While in the Ricardo campground, surrounded by the melted-layer-cake walls of the sandstone, it feels like you aren’t even on the same planet....
What are deserts famous for? A lot, but what we are hinting at is HEAT. It gets real hot, so be sure to bring double the amount of water you were originally thinking of bringing.
Depending on the season, watch for traffic (on the trails, that is). People love to use OHV’s at Red Rock Canyon, so keep an eye out to make sure you don’t get run over.
Bring food! There aren’t many places around to eat, so be sure to come stocked with good ol’ food n’ water to get you through the night.
While we stress the heat, deserts also get real chilly come sundown, so be sure to bring extra layers for the temperature fluctuations!

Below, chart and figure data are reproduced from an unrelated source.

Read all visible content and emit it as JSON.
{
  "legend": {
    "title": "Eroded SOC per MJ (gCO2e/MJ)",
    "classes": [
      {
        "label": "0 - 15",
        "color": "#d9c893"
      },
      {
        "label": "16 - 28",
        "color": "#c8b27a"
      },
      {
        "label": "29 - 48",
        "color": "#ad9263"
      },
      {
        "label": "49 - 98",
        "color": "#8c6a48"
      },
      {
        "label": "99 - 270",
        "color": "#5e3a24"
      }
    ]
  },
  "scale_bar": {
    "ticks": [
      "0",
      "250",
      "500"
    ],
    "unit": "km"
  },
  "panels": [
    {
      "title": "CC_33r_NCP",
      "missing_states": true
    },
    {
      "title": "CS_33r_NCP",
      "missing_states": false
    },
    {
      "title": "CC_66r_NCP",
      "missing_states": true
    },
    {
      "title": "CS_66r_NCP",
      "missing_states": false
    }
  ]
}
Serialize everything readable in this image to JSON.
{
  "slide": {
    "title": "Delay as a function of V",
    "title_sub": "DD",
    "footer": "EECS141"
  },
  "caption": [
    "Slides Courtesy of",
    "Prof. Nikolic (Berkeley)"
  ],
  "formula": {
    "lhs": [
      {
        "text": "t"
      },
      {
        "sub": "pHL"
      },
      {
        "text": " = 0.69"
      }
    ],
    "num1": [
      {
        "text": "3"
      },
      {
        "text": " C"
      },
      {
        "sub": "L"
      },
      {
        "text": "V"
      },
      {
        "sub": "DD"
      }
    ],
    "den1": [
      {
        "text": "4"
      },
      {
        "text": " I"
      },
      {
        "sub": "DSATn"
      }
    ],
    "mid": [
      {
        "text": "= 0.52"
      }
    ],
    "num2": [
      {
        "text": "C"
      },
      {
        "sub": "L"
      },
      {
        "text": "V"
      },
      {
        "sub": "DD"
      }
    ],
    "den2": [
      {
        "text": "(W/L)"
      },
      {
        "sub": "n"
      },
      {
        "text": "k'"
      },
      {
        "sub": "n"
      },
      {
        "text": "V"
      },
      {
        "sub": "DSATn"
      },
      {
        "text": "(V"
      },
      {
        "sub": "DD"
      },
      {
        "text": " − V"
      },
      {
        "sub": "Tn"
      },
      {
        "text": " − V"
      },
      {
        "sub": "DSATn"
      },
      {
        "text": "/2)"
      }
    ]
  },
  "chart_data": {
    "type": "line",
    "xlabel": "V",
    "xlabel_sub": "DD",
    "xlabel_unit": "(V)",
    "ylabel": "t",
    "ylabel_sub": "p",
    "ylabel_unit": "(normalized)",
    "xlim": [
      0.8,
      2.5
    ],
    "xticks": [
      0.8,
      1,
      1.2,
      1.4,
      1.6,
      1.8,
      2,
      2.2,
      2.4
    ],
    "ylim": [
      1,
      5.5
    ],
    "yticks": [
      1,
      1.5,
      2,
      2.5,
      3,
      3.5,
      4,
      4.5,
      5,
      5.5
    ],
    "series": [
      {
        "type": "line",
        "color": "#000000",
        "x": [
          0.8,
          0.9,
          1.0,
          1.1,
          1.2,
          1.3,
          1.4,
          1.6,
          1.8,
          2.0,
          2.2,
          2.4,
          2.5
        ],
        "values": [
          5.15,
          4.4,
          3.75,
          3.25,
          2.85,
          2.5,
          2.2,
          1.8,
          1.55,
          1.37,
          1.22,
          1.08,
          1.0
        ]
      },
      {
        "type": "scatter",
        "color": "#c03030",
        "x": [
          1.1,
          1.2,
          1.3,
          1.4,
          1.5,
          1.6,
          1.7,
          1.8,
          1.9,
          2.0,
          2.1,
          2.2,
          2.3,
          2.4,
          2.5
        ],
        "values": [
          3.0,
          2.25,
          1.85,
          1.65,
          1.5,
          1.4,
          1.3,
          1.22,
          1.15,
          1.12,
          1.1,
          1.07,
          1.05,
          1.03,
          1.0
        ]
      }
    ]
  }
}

Unfortunately with the military bases nearby, southern looking star gazing is washed out in the glowing haze. It's a typically quiet campground close to Los Angeles, that offers a great run of OHV trails. Avoid Joshua Tree crowds, and spend a night here during the spring.
Historically, the area was once home to the Kawaiisu Indians, who left petroglyphs in the El Paso mountains and other evidence of their inhabitation. The spectacular gash situated at the western edge of the El Paso mountain range was on the Native American trade route for thousands of years. During the early 1870s, the colorful rock formations in the park served as landmarks for 20-mule team freight wagons that stopped for water. About 1850, it was used by the footsore survivors of the famous Death Valley trek including members of the Arcane and Bennett families along with some of the Illinois Jayhawkers. The park now protects significant paleontology sites and the remains of 1890s-era mining operations, and has been the site for a number of movies.